The numbers are encouraging for Alaska — and Ketchikan in particular.

As of Thursday, Ketchikan had not seen a positive test result for COVID-19 since April 20.

And, from April 20 through May 20, the State of Alaska had recorded just 81 Alaska cases statewide, an average of 2.61 per day. No state in the country has a lower overall total than Alaska’s count of 402 cases. And of those 402 individuals, 356 are listed as having recovered.

It’s numbers like these that have encouraged Gov. Mike Dunleavy to lift COVID-19 related state restrictions on businesses, houses of worship, libraries, museums, and recreation and sports activities beginning Friday.

The action seems appropriate, especially in areas of the state such as Ketchikan where increased testing has produced no new positive results in more than four weeks. The risks remain, but they are low at present.

It’s important to understand some of the factors that have reduced the risks here.

In Ketchikan, the early cases were identified quickly. State and local actions closed local schools, municipal facilities and a lot of businesses. Many residents have been conscientious in taking measures to reduce the spread and “flatten the curve.”

Also, Ketchikan, as an island community, likely benefited from being mostly sealed off from the outside world because of significantly reduced air travel and the absence of mainline ferry transportation.

Alaska, too, has had a similar “island effect” because of its geography and mandates regarding intrastate and interstate travel.

This relative absence of travel has reduced the opportunities for COVID-19 to hitch new rides into Alaska.

However, Alaska and Ketchikan aren’t truly open for business without the travel that has brought so much fresh revenue into the state and community.

That’s where the difficult decisions come in.

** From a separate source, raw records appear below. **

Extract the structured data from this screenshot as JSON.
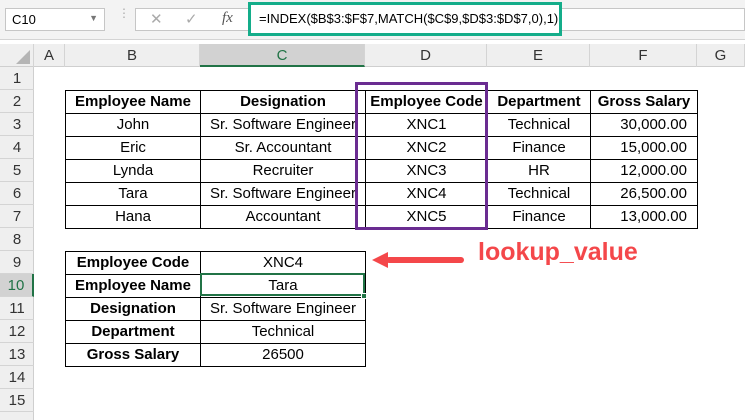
{
  "name_box": "C10",
  "formula": "=INDEX($B$3:$F$7,MATCH($C$9,$D$3:$D$7,0),1)",
  "columns": [
    "A",
    "B",
    "C",
    "D",
    "E",
    "F",
    "G"
  ],
  "rows": [
    "1",
    "2",
    "3",
    "4",
    "5",
    "6",
    "7",
    "8",
    "9",
    "10",
    "11",
    "12",
    "13",
    "14",
    "15"
  ],
  "table": {
    "headers": [
      "Employee Name",
      "Designation",
      "Employee Code",
      "Department",
      "Gross Salary"
    ],
    "rows": [
      [
        "John",
        "Sr. Software Engineer",
        "XNC1",
        "Technical",
        "30,000.00"
      ],
      [
        "Eric",
        "Sr. Accountant",
        "XNC2",
        "Finance",
        "15,000.00"
      ],
      [
        "Lynda",
        "Recruiter",
        "XNC3",
        "HR",
        "12,000.00"
      ],
      [
        "Tara",
        "Sr. Software Engineer",
        "XNC4",
        "Technical",
        "26,500.00"
      ],
      [
        "Hana",
        "Accountant",
        "XNC5",
        "Finance",
        "13,000.00"
      ]
    ]
  },
  "result": [
    {
      "label": "Employee Code",
      "value": "XNC4"
    },
    {
      "label": "Employee Name",
      "value": "Tara"
    },
    {
      "label": "Designation",
      "value": "Sr. Software Engineer"
    },
    {
      "label": "Department",
      "value": "Technical"
    },
    {
      "label": "Gross Salary",
      "value": "26500"
    }
  ],
  "annotation": "lookup_value",
  "colors": {
    "formula_box": "#14ad8a",
    "highlight_box": "#6a2c91",
    "annotation": "#f4474a",
    "selection": "#217346"
  }
}
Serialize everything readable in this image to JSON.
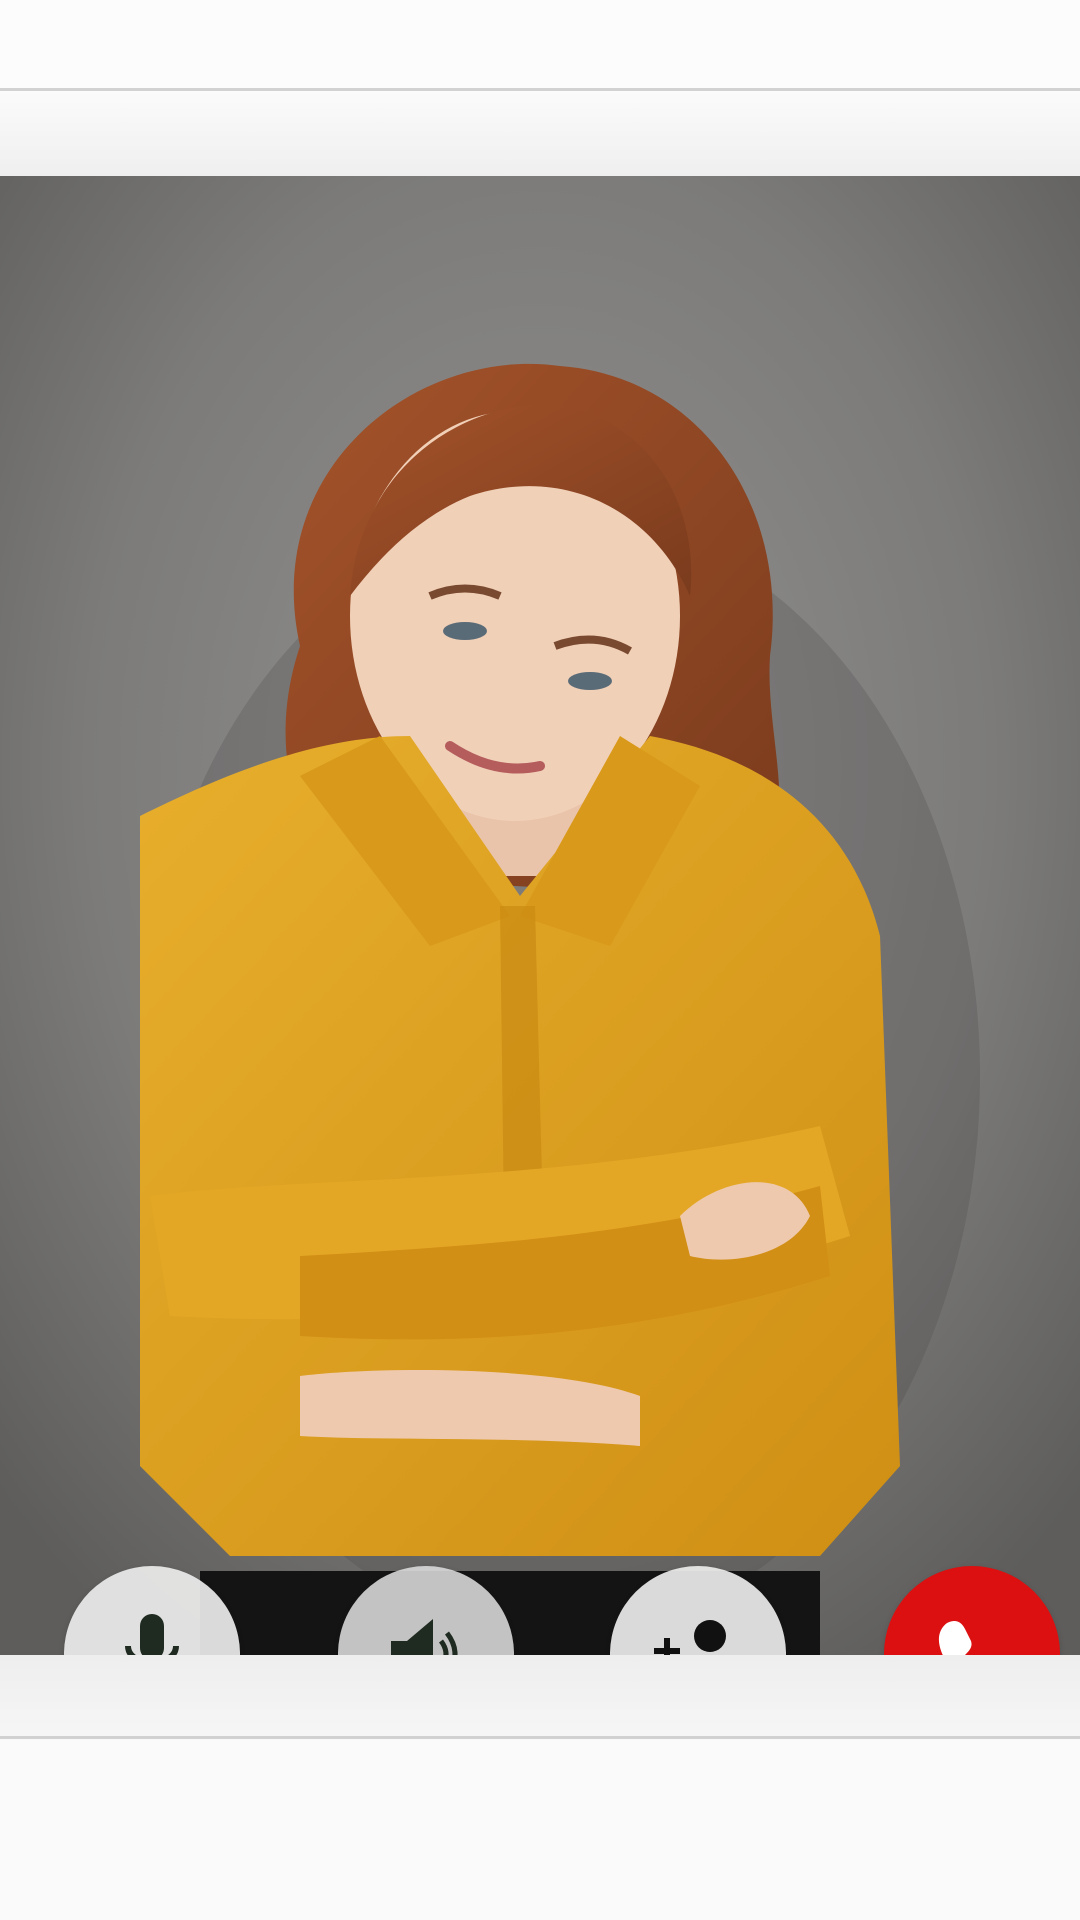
{
  "call": {
    "controls": [
      {
        "id": "mute",
        "icon": "microphone-icon"
      },
      {
        "id": "speaker",
        "icon": "speaker-icon"
      },
      {
        "id": "add-participant",
        "icon": "add-person-icon"
      },
      {
        "id": "end-call",
        "icon": "phone-icon",
        "color": "#dc1010"
      }
    ]
  },
  "colors": {
    "background": "#f7f7f7",
    "divider": "#d2d2d2",
    "control_bg": "#ececec",
    "end_call": "#dc1010"
  }
}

Understanding the economic importance of commercial fishing in Alaska, the industry is working with the state and local communities to develop plans to reduce the risks of fishery participants bringing COVID-19 into the state. We’ve seen the results of some of those plans in recent days as testing programs have detected COVID-19 cases early while the individuals were still in the initial quarantine periods.

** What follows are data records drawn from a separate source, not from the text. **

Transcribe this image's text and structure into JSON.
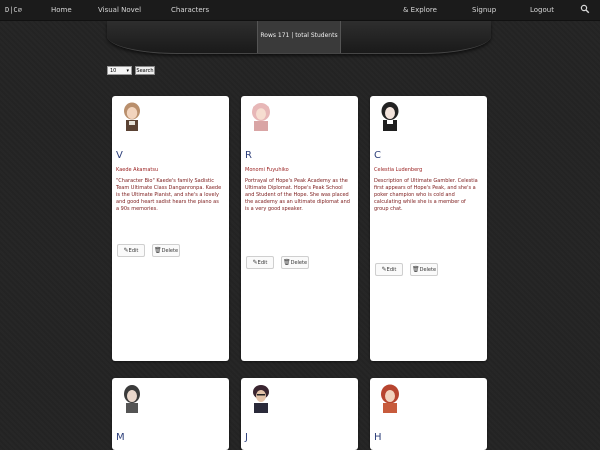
{
  "nav": {
    "brand": "D|C∅",
    "home": "Home",
    "visual_novel": "Visual Novel",
    "characters": "Characters",
    "explore": "& Explore",
    "signup": "Signup",
    "logout": "Logout"
  },
  "banner": {
    "title": "Rows 171 | total Students"
  },
  "controls": {
    "selected": "10",
    "search_label": "Search"
  },
  "cards": [
    {
      "initial": "V",
      "name": "Kaede Akamatsu",
      "description": "\"Character Bio\" Kaede's family Sadistic Team Ultimate Class Danganronpa. Kaede is the Ultimate Pianist, and she's a lovely and good heart sadist hears the piano as a 90s memories.",
      "edit": "Edit",
      "delete": "Delete"
    },
    {
      "initial": "R",
      "name": "Monomi Fuyuhiko",
      "description": "Portrayal of Hope's Peak Academy as the Ultimate Diplomat. Hope's Peak School and Student of the Hope. She was placed the academy as an ultimate diplomat and is a very good speaker.",
      "edit": "Edit",
      "delete": "Delete"
    },
    {
      "initial": "C",
      "name": "Celestia Ludenberg",
      "description": "Description of Ultimate Gambler. Celestia first appears of Hope's Peak, and she's a poker champion who is cold and calculating while she is a member of group chat.",
      "edit": "Edit",
      "delete": "Delete"
    },
    {
      "initial": "M"
    },
    {
      "initial": "J"
    },
    {
      "initial": "H"
    }
  ],
  "colors": {
    "background": "#242424",
    "card": "#ffffff",
    "name": "#9a2020",
    "initial": "#2d3f7a"
  }
}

It’s good to see the state and industry taking this seriously, understanding that an outbreak could result in closed fisheries, closed processing plants, and the spread of COVID-19 in Alaska communities — some of which don’t have the health care capacity to fully respond. There are a lot of participants in the fisheries, and that’s a lot of people to trust to take responsibility to protect themselves, their workmates and the areas in which they operate.

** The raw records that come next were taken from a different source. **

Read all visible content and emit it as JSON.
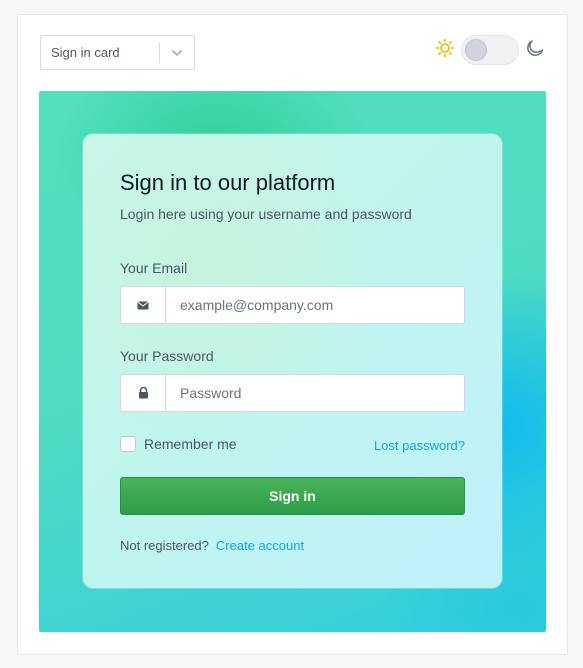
{
  "toolbar": {
    "variant_select_value": "Sign in card",
    "theme_toggle_state": "light"
  },
  "colors": {
    "accent": "#0ea5e9",
    "primary_button": "#38a853",
    "sun_icon": "#f5b400",
    "stage_gradient": [
      "#52e0bd",
      "#0bb8f0",
      "#33cfdd"
    ]
  },
  "card": {
    "title": "Sign in to our platform",
    "subtitle": "Login here using your username and password",
    "email": {
      "label": "Your Email",
      "placeholder": "example@company.com",
      "value": "",
      "icon": "envelope-icon"
    },
    "password": {
      "label": "Your Password",
      "placeholder": "Password",
      "value": "",
      "icon": "lock-icon"
    },
    "remember_label": "Remember me",
    "remember_checked": false,
    "lost_password_link": "Lost password?",
    "submit_label": "Sign in",
    "register_prompt": "Not registered?",
    "register_link": "Create account"
  },
  "icons": {
    "chevron": "chevron-down-icon",
    "light_mode": "sun-icon",
    "dark_mode": "moon-icon"
  }
}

The cruise industry, too, presents an array of complex issues when considering the protection of crews, passengers, and the residents of port communities and beyond. How best to proceed?

Regarding air travel, the state’s mandatory 14-day quarantine for people arriving in Alaska from Outside remains in effect through June 2. The requirement certainly has dampened the demand for visitor-related travel into the state. If the mandate is changed on June 2, it will be interesting to see whether it’s fully rescinded or will continue with lesser requirements.

As Dunleavy correctly notes, COVID-19 isn’t going away and there’s no vaccine or cure likely in the near future. The state shut things down early and hard to give time to build up health care capacity, which has occurred. As things open back up, more cases are anticipated. The governor says the state will be vigilant in responding to “spikes” in cases, but “the virus is with us. We must function with it and manage it.”

That’s going to take a lot of people being responsible for their actions, not only the actions that affect themselves but those that might affect others. It’s not going to be easy, but it’s the best hope we have for maintaining health in the community, and restoring strength to the economy.